# Sprage-Grundy function periodicity for finite substraction games

I've currently working through the following problem: consider the game of subtraction, an impartial combinatorial game which consists of a pile of $k$ coins from which two players take turns to remove a ceratin amount $s \in S$ with $S \subseteq \mathbb{N}_0$ a fixed set.

This can be modeled as a graph $\mathbb{X}$ of the possible starting positions and an adjacency function $F$ where

$$\mathbb{X} = \mathbb{N}_0 \\ F(x) = \{x - s : s\in S\} \cap \mathbb{N}_0$$

Now, in order to find optimal strategies, we want to consider the graph's Sprague-Grundy function,

$$g(x) = mex\{g(y) : y \in F(x)\}$$

The question I'm trying to tackle is the following

Prove that if S is finite, there exists $n_0 \in \mathbb{N}_0$ such that the S-G function is periodic for $n >n_0$ .

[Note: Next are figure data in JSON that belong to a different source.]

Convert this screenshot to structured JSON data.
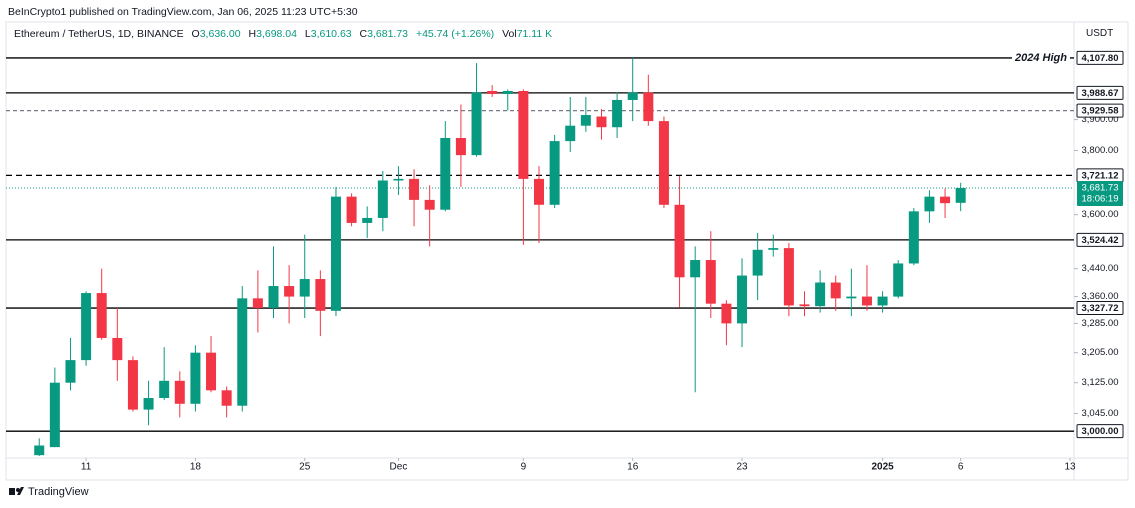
{
  "publisher": "BeInCrypto1 published on TradingView.com, Jan 06, 2025 11:23 UTC+5:30",
  "legend": {
    "symbol": "Ethereum / TetherUS, 1D, BINANCE",
    "ohlc": [
      {
        "key": "O",
        "value": "3,636.00"
      },
      {
        "key": "H",
        "value": "3,698.04"
      },
      {
        "key": "L",
        "value": "3,610.63"
      },
      {
        "key": "C",
        "value": "3,681.73"
      }
    ],
    "change": "+45.74 (+1.26%)",
    "vol_key": "Vol",
    "vol": "71.11 K"
  },
  "currency": "USDT",
  "footer": "TradingView",
  "chart_data": {
    "type": "candlestick",
    "log": true,
    "grid": false,
    "up_color": "#089981",
    "down_color": "#f23645",
    "x": [
      "2024-11-08",
      "2024-11-09",
      "2024-11-10",
      "2024-11-11",
      "2024-11-12",
      "2024-11-13",
      "2024-11-14",
      "2024-11-15",
      "2024-11-16",
      "2024-11-17",
      "2024-11-18",
      "2024-11-19",
      "2024-11-20",
      "2024-11-21",
      "2024-11-22",
      "2024-11-23",
      "2024-11-24",
      "2024-11-25",
      "2024-11-26",
      "2024-11-27",
      "2024-11-28",
      "2024-11-29",
      "2024-11-30",
      "2024-12-01",
      "2024-12-02",
      "2024-12-03",
      "2024-12-04",
      "2024-12-05",
      "2024-12-06",
      "2024-12-07",
      "2024-12-08",
      "2024-12-09",
      "2024-12-10",
      "2024-12-11",
      "2024-12-12",
      "2024-12-13",
      "2024-12-14",
      "2024-12-15",
      "2024-12-16",
      "2024-12-17",
      "2024-12-18",
      "2024-12-19",
      "2024-12-20",
      "2024-12-21",
      "2024-12-22",
      "2024-12-23",
      "2024-12-24",
      "2024-12-25",
      "2024-12-26",
      "2024-12-27",
      "2024-12-28",
      "2024-12-29",
      "2024-12-30",
      "2024-12-31",
      "2025-01-01",
      "2025-01-02",
      "2025-01-03",
      "2025-01-04",
      "2025-01-05",
      "2025-01-06"
    ],
    "open": [
      2940,
      2960,
      3125,
      3185,
      3370,
      3245,
      3185,
      3055,
      3085,
      3130,
      3070,
      3205,
      3105,
      3065,
      3355,
      3328,
      3390,
      3360,
      3410,
      3320,
      3655,
      3575,
      3590,
      3705,
      3710,
      3645,
      3615,
      3840,
      3785,
      3995,
      3985,
      3995,
      3710,
      3630,
      3830,
      3880,
      3910,
      3875,
      3965,
      3990,
      3895,
      3630,
      3415,
      3465,
      3340,
      3285,
      3420,
      3495,
      3500,
      3338,
      3333,
      3400,
      3355,
      3360,
      3335,
      3360,
      3455,
      3610,
      3655,
      3636
    ],
    "high": [
      2982,
      3165,
      3245,
      3375,
      3440,
      3328,
      3195,
      3130,
      3220,
      3155,
      3225,
      3250,
      3115,
      3390,
      3435,
      3505,
      3450,
      3540,
      3435,
      3685,
      3665,
      3625,
      3735,
      3750,
      3740,
      3690,
      3895,
      3950,
      4090,
      4015,
      4000,
      4000,
      3750,
      3850,
      3975,
      3975,
      3935,
      3990,
      4108,
      4050,
      3910,
      3720,
      3505,
      3550,
      3350,
      3470,
      3545,
      3540,
      3515,
      3375,
      3435,
      3420,
      3440,
      3450,
      3375,
      3465,
      3620,
      3675,
      3680,
      3698.04
    ],
    "low": [
      2938,
      2960,
      3105,
      3170,
      3240,
      3130,
      3050,
      3015,
      3080,
      3035,
      3050,
      3100,
      3035,
      3050,
      3260,
      3300,
      3285,
      3300,
      3250,
      3305,
      3565,
      3530,
      3550,
      3660,
      3565,
      3505,
      3610,
      3685,
      3780,
      3975,
      3930,
      3510,
      3515,
      3620,
      3795,
      3860,
      3835,
      3840,
      3895,
      3880,
      3620,
      3330,
      3100,
      3300,
      3225,
      3220,
      3350,
      3475,
      3305,
      3305,
      3315,
      3320,
      3305,
      3320,
      3315,
      3355,
      3450,
      3575,
      3590,
      3610.63
    ],
    "close": [
      2964,
      3125,
      3185,
      3370,
      3245,
      3185,
      3055,
      3085,
      3130,
      3070,
      3205,
      3105,
      3065,
      3355,
      3328,
      3390,
      3360,
      3410,
      3320,
      3655,
      3575,
      3590,
      3705,
      3710,
      3645,
      3615,
      3840,
      3785,
      3990,
      3985,
      3995,
      3710,
      3630,
      3830,
      3880,
      3915,
      3875,
      3965,
      3990,
      3895,
      3630,
      3415,
      3465,
      3340,
      3285,
      3420,
      3495,
      3500,
      3335,
      3333,
      3400,
      3355,
      3360,
      3335,
      3360,
      3455,
      3610,
      3655,
      3635,
      3681.73
    ],
    "xlim": [
      "2024-11-06",
      "2025-01-13"
    ],
    "xticks": [
      {
        "value": "2024-11-11",
        "label": "11"
      },
      {
        "value": "2024-11-18",
        "label": "18"
      },
      {
        "value": "2024-11-25",
        "label": "25"
      },
      {
        "value": "2024-12-01",
        "label": "Dec"
      },
      {
        "value": "2024-12-09",
        "label": "9"
      },
      {
        "value": "2024-12-16",
        "label": "16"
      },
      {
        "value": "2024-12-23",
        "label": "23"
      },
      {
        "value": "2025-01-01",
        "label": "2025"
      },
      {
        "value": "2025-01-06",
        "label": "6"
      },
      {
        "value": "2025-01-13",
        "label": "13"
      }
    ],
    "ylim": [
      2933,
      4234
    ],
    "yticks": [
      {
        "value": 3045,
        "label": "3,045.00"
      },
      {
        "value": 3125,
        "label": "3,125.00"
      },
      {
        "value": 3205,
        "label": "3,205.00"
      },
      {
        "value": 3285,
        "label": "3,285.00"
      },
      {
        "value": 3360,
        "label": "3,360.00"
      },
      {
        "value": 3440,
        "label": "3,440.00"
      },
      {
        "value": 3600,
        "label": "3,600.00"
      },
      {
        "value": 3800,
        "label": "3,800.00"
      },
      {
        "value": 3900,
        "label": "3,900.00"
      }
    ],
    "levels": [
      {
        "value": 4107.8,
        "label": "4,107.80",
        "style": "solid",
        "color": "#000000",
        "text": "2024 High"
      },
      {
        "value": 3988.67,
        "label": "3,988.67",
        "style": "solid",
        "color": "#000000"
      },
      {
        "value": 3929.58,
        "label": "3,929.58",
        "style": "dashed",
        "color": "#787b86"
      },
      {
        "value": 3721.12,
        "label": "3,721.12",
        "style": "dashed",
        "color": "#000000"
      },
      {
        "value": 3524.42,
        "label": "3,524.42",
        "style": "solid",
        "color": "#000000"
      },
      {
        "value": 3327.72,
        "label": "3,327.72",
        "style": "solid",
        "color": "#000000"
      },
      {
        "value": 3000,
        "label": "3,000.00",
        "style": "solid",
        "color": "#000000"
      }
    ],
    "last": {
      "value": 3681.73,
      "label": "3,681.73",
      "countdown": "18:06:19",
      "color": "#089981"
    }
  }
}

So far I've tried to prove this by induction on $\#S$ and by contradiction, trying to see that if the S-G function is not periodic then necessarily $\#S \geq \aleph_0$, none of which were successful.

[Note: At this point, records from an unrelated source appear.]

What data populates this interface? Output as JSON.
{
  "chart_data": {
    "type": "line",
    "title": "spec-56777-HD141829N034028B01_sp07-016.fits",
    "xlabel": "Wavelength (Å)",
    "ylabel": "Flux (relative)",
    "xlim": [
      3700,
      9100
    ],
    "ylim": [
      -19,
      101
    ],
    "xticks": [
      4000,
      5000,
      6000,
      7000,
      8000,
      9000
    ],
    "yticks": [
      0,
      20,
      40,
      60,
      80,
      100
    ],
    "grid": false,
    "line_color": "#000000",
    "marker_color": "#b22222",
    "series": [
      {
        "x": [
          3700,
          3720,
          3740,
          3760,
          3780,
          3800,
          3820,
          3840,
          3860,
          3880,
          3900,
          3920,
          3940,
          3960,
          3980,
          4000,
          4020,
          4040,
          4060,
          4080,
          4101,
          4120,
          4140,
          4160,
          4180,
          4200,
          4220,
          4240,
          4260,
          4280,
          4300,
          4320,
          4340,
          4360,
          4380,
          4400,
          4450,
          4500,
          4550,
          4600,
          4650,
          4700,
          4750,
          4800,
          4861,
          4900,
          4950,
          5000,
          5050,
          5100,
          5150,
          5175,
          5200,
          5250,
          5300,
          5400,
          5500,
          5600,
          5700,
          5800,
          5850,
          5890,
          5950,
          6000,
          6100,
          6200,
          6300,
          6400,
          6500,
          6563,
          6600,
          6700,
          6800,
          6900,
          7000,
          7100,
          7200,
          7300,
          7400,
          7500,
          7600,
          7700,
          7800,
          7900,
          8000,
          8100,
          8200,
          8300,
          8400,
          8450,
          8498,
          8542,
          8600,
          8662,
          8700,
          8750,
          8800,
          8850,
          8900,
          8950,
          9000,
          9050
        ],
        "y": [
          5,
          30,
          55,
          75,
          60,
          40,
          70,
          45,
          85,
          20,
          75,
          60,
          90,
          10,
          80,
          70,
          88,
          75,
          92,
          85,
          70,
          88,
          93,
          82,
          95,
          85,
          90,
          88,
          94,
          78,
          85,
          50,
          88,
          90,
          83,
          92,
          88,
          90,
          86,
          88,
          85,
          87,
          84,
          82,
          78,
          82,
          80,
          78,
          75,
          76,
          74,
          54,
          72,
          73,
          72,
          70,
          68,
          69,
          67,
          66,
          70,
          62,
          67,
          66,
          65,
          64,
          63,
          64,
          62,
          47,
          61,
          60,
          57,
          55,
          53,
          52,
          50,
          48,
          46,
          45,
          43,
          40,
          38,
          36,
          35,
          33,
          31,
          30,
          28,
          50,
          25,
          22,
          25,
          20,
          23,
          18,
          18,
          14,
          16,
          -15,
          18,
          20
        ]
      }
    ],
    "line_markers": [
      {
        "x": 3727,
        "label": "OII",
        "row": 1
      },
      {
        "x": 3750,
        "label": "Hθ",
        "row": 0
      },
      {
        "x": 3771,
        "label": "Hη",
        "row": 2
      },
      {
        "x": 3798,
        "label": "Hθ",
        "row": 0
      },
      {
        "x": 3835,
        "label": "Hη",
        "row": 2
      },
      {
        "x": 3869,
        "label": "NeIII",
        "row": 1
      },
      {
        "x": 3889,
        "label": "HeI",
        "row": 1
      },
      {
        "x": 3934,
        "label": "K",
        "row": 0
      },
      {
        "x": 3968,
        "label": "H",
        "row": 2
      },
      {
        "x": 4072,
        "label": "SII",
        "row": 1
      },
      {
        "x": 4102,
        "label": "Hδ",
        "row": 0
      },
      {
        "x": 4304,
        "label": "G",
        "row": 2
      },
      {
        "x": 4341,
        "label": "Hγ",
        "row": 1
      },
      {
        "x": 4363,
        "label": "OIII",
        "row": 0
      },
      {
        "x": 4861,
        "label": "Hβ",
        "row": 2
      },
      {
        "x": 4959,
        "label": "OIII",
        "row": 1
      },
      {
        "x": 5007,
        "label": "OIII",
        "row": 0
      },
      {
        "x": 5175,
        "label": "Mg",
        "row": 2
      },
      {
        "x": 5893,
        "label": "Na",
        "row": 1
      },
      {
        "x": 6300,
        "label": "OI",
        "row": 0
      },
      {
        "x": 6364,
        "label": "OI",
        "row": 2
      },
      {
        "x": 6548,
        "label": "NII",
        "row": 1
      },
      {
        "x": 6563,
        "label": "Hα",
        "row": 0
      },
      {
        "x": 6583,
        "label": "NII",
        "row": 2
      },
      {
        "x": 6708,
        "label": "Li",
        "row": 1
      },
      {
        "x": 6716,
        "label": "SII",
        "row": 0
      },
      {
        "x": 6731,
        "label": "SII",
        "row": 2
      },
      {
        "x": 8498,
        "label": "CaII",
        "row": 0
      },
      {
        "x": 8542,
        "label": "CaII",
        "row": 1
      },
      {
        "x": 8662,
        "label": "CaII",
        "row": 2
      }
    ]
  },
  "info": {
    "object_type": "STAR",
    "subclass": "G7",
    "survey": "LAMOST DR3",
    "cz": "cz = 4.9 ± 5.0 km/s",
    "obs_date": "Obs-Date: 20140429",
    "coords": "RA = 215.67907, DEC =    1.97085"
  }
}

In both cases I've been fiddling with the fact that if the Sprague-Grundy function is not eventually periodic, then for any $m \in \mathbb{N}$, there exists $(a^{(m)}_n)_{n \in \mathbb{N}}$ such that $g(a^{(m)}_n) \neq g(a^{(m)}_n + m).$ If not, there would exist a period $m$ for which at a certain point $n_0$, no elements beyond it can be chosen such that the inequality holds, and $g$ would indeed be eventually periodic.

Is this the correct approach? Any ideas beyond this one? Any help is appreciated.

• What is mex function? Sep 30 '17 at 2:48
• mex is "minimal excludent", the smallest positive integer not in the set @AlexRavsky This comes from Conway's On Numbers and Games. Sep 30 '17 at 3:31

Since the set $S$ is finite, for each $x$ and $y$ we have $|\{g(y) : y \in F(x)\}|\le |S|$, so $g(x)=\operatorname{mex}\{g(y) : y \in F(x)\}\le |S|+1$. For each $x>\max S$ value of $g(x)$ is completely determined by values of $g(y)$ at the segment $[x-\max S, x-1]$. Since there are only finitely many ways to fill a discrete segment of length $\max S$ by numbers not bigger than $|S|+1$, by pigeonhole principle there exists natural $n_0$ and $t$ such that $g(n_0+i+t)=g(n_0+i)$ for each $0\le i\le |S|+1$. Then $g(n_0+i+t)=g(n_0+i)$ for each natural $i$.